Slow Eating

When a client wants to fix nutrition, lose weight, or deal with emotional eating, I first ask how fast he or she eats.

Speaking about eating healthy, people tend to make it too complicated by focusing too much on a type of food, time of meals, and amount of calories. However, seldom anyone would pay attention to the eating process itself, i.e. how to eat. I think many professionals in the health world underestimate slow eating. 

Do you remember the last time you were alone having a meal being 100% immersed in the process? Meaning you didn't use your phone at this moment, didn't read a book, chewed sufficiently. You paid attention to the taste, texture, and combination of the products and if you enjoy what you eat. Most of my clients answer that such experience they either have very rare or never had. What about you? Write down below in the comments.

Researchers from a university in Japan examined data from 59,717 people with type 2 diabetes. They asked people to describe themselves as fast, medium or slow eaters.
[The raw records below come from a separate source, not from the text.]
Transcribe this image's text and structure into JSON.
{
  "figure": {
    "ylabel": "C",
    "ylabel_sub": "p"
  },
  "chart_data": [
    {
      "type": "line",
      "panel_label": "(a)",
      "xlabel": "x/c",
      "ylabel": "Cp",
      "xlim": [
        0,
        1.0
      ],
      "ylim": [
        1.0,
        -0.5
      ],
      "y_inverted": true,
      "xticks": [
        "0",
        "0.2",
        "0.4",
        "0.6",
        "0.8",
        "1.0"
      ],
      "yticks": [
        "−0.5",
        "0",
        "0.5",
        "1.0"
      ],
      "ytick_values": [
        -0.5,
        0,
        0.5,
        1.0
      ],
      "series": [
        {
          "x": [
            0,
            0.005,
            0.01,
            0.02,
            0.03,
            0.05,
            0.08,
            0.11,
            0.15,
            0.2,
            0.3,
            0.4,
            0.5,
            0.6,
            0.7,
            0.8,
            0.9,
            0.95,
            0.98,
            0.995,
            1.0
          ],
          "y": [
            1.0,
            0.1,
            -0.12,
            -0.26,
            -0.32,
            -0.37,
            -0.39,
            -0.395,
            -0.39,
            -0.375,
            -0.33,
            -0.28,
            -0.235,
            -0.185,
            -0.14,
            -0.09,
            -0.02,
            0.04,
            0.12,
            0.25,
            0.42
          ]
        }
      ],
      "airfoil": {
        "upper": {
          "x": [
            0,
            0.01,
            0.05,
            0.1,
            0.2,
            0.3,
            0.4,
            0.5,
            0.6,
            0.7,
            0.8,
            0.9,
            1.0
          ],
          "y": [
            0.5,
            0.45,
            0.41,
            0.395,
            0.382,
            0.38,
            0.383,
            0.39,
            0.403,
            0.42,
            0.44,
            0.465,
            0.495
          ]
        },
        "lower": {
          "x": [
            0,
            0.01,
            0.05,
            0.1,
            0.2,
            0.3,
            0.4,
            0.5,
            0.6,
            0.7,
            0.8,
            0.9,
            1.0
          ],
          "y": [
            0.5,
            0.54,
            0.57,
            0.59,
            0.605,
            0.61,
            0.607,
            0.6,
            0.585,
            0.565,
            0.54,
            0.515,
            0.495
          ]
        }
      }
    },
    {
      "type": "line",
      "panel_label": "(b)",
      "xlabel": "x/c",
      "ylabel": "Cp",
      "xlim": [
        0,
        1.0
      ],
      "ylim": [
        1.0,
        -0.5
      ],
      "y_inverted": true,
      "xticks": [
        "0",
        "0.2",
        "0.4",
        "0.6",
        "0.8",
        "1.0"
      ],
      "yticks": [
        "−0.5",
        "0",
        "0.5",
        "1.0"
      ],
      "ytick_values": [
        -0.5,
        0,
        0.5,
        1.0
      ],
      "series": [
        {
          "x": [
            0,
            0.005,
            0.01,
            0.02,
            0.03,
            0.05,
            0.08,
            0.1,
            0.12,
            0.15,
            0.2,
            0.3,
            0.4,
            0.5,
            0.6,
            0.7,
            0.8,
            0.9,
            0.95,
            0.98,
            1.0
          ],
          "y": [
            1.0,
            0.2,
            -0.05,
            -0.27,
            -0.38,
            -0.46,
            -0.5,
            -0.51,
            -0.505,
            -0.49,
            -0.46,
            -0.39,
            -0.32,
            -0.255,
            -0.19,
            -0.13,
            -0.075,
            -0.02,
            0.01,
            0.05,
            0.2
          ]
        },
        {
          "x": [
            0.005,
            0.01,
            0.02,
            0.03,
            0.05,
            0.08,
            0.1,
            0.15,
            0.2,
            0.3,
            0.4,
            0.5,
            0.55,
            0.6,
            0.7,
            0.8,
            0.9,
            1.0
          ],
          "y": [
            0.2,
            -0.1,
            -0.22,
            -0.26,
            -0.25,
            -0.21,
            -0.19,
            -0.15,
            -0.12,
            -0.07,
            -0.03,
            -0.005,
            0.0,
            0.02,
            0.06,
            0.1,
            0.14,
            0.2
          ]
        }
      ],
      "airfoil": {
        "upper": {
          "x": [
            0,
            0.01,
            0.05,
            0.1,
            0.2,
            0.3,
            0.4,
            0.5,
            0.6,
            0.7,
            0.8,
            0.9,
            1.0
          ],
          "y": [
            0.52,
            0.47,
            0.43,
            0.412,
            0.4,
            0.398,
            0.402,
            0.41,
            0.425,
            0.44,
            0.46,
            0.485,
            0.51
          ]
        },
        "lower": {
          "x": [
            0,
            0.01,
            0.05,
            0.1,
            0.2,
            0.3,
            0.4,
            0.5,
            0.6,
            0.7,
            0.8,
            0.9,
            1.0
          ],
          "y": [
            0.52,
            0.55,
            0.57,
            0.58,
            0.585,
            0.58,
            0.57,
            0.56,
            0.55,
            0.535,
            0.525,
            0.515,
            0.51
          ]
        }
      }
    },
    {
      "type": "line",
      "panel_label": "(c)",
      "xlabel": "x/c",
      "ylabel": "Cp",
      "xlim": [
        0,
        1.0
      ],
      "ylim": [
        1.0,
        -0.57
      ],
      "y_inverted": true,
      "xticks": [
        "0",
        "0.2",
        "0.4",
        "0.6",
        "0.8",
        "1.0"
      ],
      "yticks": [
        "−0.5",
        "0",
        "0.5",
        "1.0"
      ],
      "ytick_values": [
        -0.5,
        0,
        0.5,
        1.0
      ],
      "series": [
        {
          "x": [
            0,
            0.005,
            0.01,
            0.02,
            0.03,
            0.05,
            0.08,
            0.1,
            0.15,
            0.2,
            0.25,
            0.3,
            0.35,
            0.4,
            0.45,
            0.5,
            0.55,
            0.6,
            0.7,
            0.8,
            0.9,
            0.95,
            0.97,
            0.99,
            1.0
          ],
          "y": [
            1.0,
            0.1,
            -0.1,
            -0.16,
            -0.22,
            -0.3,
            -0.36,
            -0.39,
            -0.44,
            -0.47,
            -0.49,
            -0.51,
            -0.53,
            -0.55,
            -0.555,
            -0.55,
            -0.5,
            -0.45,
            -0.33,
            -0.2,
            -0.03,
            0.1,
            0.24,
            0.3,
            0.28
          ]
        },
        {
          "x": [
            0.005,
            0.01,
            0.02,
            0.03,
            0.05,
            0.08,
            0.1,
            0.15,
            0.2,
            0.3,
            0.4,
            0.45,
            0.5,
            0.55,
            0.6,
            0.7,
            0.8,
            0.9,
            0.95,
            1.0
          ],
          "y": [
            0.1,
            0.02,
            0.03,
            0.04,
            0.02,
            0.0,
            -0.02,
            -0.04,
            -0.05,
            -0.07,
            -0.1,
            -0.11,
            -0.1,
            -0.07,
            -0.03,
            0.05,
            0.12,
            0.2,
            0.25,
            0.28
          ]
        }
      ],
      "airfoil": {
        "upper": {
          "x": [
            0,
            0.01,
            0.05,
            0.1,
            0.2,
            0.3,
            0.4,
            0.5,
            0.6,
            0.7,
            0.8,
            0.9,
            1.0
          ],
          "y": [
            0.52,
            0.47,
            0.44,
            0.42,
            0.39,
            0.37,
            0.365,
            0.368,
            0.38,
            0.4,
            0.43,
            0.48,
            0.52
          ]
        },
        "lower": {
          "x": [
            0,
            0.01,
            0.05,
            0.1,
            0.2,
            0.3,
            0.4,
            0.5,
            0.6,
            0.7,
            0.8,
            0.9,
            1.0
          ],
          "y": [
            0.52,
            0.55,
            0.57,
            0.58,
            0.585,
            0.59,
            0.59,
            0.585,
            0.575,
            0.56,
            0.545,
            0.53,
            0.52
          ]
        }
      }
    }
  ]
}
People who were slowest eaters had the lowest risk of obesity. People who described themselves as medium-eaters had a bit higher risk, but the highest risk was in the fast-eating group - those who swallow an entire meal within 3 to 5 minutes.

The important thing is that the receptors on the stomach start sending signals to the brain about fullness only when they detect the fullness. And the entire process - food goes from mouth to the stomach, and then signals go from the stomach to the brain - takes about 20 to 30 minutes, then the brain shuts off the urge to eat, i.e. you don't want to eat anymore.

That means a fast eater will consume more food in 20 minutes than a slow eater. By the time a fast-eater gets the satiety signals, it's too late — he has overeaten and is uncomfortably full. While eating at a slower pace allows feeling satisfied at the end of the meal.